Random Walk also explains how investors shouldn’t accept high fees from a mutual fund manager. If markets are largely efficient, then managers shouldn’t be able to beat the market consistently; and their fees don’t make sense because they don’t beat low-cost index funds. And that’s where Malkiel recommends investing: index funds that anyone can do reasonably well in, since it’s so hard to get an edge in trading.
He does warn, however, that the markets may not always be efficient, and that his recommendations shouldn’t cause you to forget risky conditions. From the Dutch tulip craze to tech and real estate booms, there are plenty of examples of how markets can be irrational and speculative.
5. The Dhandho Investor by Mohnish Pabrai ($34.95)
The Dhandho Investor is a break from the investing jargon that pops up in some of the aforementioned books. (Though those books are still easy to read.)
Pabrai gives a contemporary look at value investing in plain English through the experience of the Patels – a group of ethnic Indians who immigrated to the United States in the 1970s after Uganda’s dictator Idi Amin pushed them out of the country.

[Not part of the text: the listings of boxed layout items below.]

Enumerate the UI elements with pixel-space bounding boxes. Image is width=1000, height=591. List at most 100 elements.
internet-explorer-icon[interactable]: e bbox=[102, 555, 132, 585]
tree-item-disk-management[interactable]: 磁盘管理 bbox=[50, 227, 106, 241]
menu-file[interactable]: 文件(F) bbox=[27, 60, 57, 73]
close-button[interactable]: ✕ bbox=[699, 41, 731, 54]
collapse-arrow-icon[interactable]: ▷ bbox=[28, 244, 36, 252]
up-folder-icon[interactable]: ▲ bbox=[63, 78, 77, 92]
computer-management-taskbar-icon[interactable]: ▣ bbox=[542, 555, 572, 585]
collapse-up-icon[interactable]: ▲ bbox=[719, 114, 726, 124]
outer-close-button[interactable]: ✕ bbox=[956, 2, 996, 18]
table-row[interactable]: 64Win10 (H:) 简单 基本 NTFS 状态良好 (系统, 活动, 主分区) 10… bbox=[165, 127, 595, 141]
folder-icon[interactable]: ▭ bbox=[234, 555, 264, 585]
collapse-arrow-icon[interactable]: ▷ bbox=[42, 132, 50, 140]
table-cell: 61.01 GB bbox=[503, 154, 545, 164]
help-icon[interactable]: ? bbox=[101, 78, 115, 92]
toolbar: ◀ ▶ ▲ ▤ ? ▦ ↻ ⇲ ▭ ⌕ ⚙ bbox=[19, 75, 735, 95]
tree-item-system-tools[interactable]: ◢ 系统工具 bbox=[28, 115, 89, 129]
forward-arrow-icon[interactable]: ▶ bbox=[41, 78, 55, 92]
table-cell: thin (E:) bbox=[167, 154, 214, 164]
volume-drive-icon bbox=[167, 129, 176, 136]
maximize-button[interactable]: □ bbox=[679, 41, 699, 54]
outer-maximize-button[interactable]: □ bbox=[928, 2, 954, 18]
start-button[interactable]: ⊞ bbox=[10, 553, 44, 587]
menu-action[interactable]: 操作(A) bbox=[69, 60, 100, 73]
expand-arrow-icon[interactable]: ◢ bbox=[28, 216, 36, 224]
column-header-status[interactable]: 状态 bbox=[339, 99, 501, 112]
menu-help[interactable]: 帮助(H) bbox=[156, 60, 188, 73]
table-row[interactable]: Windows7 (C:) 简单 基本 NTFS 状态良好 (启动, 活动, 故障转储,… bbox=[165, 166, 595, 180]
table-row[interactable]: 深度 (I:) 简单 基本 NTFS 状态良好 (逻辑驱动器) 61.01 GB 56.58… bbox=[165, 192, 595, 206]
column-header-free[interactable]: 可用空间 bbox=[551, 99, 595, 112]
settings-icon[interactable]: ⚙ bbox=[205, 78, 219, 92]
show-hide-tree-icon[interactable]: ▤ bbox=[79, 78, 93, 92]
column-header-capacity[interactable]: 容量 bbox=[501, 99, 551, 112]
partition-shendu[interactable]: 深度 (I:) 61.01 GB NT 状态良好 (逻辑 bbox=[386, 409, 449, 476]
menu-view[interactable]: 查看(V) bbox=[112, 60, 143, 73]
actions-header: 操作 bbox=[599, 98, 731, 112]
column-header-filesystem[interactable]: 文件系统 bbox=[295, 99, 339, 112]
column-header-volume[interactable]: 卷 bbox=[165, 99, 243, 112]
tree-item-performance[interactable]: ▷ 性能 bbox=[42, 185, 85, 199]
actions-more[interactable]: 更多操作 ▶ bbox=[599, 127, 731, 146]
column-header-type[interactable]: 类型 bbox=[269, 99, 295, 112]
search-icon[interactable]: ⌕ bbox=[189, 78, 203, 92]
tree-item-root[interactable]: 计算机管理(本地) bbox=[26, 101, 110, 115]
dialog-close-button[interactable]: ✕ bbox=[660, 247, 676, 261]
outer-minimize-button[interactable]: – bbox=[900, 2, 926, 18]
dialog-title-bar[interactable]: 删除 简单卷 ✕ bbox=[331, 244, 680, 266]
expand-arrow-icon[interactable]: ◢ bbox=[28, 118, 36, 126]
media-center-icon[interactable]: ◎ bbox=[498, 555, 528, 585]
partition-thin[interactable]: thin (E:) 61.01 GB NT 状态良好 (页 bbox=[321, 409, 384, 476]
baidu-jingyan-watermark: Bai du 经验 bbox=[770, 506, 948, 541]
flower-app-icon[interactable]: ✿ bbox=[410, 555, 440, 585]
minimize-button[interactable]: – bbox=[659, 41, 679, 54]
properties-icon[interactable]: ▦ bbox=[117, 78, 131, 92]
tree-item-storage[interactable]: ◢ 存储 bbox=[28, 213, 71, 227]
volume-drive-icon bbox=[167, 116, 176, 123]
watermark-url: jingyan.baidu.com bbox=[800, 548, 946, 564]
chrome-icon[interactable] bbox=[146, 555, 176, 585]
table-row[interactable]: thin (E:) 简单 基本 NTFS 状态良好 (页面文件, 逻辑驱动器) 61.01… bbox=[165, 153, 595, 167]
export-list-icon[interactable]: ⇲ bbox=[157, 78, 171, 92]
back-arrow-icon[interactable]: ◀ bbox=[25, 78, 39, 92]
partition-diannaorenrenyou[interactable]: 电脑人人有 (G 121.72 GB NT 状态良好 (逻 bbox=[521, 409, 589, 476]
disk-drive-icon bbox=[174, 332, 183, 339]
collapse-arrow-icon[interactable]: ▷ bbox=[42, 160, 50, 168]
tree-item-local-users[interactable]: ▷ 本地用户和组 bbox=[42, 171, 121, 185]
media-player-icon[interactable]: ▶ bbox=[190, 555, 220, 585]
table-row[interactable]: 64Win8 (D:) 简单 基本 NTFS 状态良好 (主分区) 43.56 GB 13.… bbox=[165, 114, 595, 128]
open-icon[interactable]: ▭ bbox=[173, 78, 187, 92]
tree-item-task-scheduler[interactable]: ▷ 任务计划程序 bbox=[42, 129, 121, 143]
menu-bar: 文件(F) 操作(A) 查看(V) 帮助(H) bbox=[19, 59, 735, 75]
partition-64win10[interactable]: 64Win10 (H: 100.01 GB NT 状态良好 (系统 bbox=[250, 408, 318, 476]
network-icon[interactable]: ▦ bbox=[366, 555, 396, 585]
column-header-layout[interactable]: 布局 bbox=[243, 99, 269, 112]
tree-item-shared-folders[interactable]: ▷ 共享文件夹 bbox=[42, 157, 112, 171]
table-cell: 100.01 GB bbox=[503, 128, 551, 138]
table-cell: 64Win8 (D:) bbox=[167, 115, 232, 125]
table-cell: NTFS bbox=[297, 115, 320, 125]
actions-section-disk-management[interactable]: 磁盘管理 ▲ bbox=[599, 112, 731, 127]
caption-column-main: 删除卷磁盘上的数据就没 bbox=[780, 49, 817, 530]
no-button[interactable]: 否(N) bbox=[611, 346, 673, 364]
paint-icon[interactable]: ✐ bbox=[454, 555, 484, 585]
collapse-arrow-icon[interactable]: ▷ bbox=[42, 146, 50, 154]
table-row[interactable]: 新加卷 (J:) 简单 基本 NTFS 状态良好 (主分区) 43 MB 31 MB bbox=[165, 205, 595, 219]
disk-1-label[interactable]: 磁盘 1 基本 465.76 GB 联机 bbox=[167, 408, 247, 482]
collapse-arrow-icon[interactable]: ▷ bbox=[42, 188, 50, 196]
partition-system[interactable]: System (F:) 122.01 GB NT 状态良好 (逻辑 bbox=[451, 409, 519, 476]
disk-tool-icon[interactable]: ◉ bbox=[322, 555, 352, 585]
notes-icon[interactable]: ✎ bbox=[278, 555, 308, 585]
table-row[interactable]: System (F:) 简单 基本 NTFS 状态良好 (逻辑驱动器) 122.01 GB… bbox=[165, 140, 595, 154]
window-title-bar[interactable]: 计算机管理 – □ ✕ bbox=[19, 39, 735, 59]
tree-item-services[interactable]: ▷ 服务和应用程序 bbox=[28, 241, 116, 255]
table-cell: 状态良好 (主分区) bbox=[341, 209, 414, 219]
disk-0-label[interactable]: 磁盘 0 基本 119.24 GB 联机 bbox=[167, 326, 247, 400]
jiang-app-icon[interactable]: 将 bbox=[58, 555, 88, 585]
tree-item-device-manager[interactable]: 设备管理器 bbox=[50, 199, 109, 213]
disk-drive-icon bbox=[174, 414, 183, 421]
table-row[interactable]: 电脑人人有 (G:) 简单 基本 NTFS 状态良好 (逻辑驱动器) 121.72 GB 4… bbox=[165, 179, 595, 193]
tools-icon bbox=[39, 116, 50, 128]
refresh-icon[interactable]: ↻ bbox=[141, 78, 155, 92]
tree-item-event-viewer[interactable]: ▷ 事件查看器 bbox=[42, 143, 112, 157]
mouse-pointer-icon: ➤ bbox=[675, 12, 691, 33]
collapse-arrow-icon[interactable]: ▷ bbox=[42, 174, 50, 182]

The Patels came to America with little capital and not much formal education. But they built a hotel empire, and today, they own around a quarter of the roadside motels in the U.S.
They have a “coin toss” rule of thumb that leads to investing when risk is low and the upside is high:
Heads, I win.
Tails, I don’t lose much.
The book will train you to think like a contrarian as a value investor who invests in undervalued stocks.
If you can’t find the time to read any of these books aimed at new investors, then read the famous three-by-five index card by UC Chicago social scientist Harold Pollack. It lists just about all the financial advice you’ll ever need, and it’s a lot cheaper and easier than many books.